Large Language Models have shown strong potential as rerankers to enhance the overall performance of RAG systems. However, existing reranking paradigms are constrained by a core theoretical and practical dilemma: Pointwise methods, while simple and highly flexible, evaluate documents independently, making them prone to the Ranking Myopia Trap, overlooking the relative importance between documents. In contrast, Listwise methods can perceive the global ranking context, but suffer from inherent List Rigidity, leading to severe scalability and flexibility issues when handling large candidate sets. To address these challenges, we propose Groupwise, a novel reranking paradigm. In this approach, the query and a group of candidate documents are jointly fed into the model, which performs within-group comparisons to assign individual relevance scores to each document. This design retains the flexibility of Pointwise methods while enabling the comparative capability of Listwise methods. We further adopt GRPO for model training, equipped with a heterogeneous reward function that integrates ranking metrics with a distributional reward aimed at aligning score distributions across groups. To overcome the bottleneck caused by the scarcity of high quality labeled data, we further propose an innovative pipeline for synthesizing high quality retrieval and ranking data. The resulting data can be leveraged not only for training the reranker but also for training the retriever. Extensive experiments validate the effectiveness of our approach. On two reasoning intensive retrieval benchmarks, BRIGHT and R2MED.

Paper Structure

This paper contains 38 sections, 12 equations, 3 figures, 7 tables.

Figures (3)

  • Figure 1: Comparison of reranking paradigms. For ranking $N$ documents given a query, three primary approaches are compared based on their complexity and efficiency. The Pointwise method operates without inter-document comparison, allowing for exact, concurrent solving with $O(N)$ complexity, though yielding poorer performance.
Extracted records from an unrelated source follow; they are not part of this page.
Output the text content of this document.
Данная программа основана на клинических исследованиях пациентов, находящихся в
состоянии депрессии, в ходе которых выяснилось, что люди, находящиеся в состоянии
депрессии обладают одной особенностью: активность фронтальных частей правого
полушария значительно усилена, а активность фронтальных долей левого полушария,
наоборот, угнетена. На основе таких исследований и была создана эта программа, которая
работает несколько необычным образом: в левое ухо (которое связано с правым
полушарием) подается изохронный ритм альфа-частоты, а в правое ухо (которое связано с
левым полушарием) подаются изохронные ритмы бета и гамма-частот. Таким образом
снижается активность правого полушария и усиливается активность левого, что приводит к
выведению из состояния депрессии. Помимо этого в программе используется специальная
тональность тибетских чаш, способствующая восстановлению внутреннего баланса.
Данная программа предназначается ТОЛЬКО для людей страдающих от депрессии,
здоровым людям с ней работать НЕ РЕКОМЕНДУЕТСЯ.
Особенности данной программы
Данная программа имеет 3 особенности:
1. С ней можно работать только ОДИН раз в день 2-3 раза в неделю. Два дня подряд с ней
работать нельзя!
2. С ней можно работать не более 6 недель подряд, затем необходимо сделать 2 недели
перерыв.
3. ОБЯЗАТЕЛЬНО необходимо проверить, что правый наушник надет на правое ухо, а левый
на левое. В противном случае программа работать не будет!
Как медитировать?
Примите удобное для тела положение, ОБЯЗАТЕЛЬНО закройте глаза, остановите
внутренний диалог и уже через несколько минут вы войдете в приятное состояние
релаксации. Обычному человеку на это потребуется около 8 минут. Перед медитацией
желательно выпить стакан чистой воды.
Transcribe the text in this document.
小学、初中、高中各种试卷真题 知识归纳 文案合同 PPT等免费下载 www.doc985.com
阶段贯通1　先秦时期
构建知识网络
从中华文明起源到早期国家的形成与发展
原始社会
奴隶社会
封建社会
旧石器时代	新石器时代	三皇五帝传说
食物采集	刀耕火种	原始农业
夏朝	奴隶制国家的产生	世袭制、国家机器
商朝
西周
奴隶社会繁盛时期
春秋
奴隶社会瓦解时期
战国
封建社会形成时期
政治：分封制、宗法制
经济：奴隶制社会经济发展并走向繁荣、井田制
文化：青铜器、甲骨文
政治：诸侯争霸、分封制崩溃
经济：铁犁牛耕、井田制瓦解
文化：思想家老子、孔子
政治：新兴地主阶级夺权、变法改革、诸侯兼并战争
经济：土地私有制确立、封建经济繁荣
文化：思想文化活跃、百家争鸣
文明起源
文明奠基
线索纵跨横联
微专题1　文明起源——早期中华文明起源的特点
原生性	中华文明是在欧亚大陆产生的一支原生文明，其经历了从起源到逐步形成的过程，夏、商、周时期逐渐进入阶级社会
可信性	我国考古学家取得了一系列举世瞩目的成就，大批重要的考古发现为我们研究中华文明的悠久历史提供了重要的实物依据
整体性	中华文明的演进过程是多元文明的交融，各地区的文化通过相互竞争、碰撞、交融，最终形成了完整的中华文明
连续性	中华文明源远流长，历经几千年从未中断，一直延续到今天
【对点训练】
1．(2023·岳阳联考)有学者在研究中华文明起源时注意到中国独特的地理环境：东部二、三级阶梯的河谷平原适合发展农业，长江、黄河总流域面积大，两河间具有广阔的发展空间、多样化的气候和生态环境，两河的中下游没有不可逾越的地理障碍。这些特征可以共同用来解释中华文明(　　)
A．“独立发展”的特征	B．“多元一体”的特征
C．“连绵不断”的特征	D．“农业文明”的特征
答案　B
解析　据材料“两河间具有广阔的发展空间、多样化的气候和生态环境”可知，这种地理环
The Listwise approach uses sliding windows for approximation, achieving better results due to comparison, but is sequential and non-concurrent with $O(N/w)$ complexity. Our Groupwise method enables document comparison and score output, offering high effectiveness. Crucially, it retains the benefit of exact solving and concurrency, achieving $O(N/c)$ complexity. Meanwhile, c denotes the number of documents compared per request, and w denotes the sliding window.
  • Figure 2: Workflow for High-Quality Training Data Generation. After filtering candidate documents via hybrid retrieval, we employ two parallel annotation methods: Pointwise (LLM-based individual scoring) and Listwise (LLM-based holistic ranking). Finally, we apply a weighted fusion to these two sets of annotations to generate highly reliable final scores and a ranked list. This output is ideal for training a GroupRank and can also be used for training Retrievers or other Rerankers.
  • Figure 3: The two-stage training paradigm for the Group Wise Reranker is designed to combine the flexibility of pointwise methods with the high performance of listwise approaches. Within the reinforcement learning (RL) component, the reward function incorporates not only format reward and recall reward, but also incorporates our novel ranking reward and distribution reward, specifically designed for the GroupRank.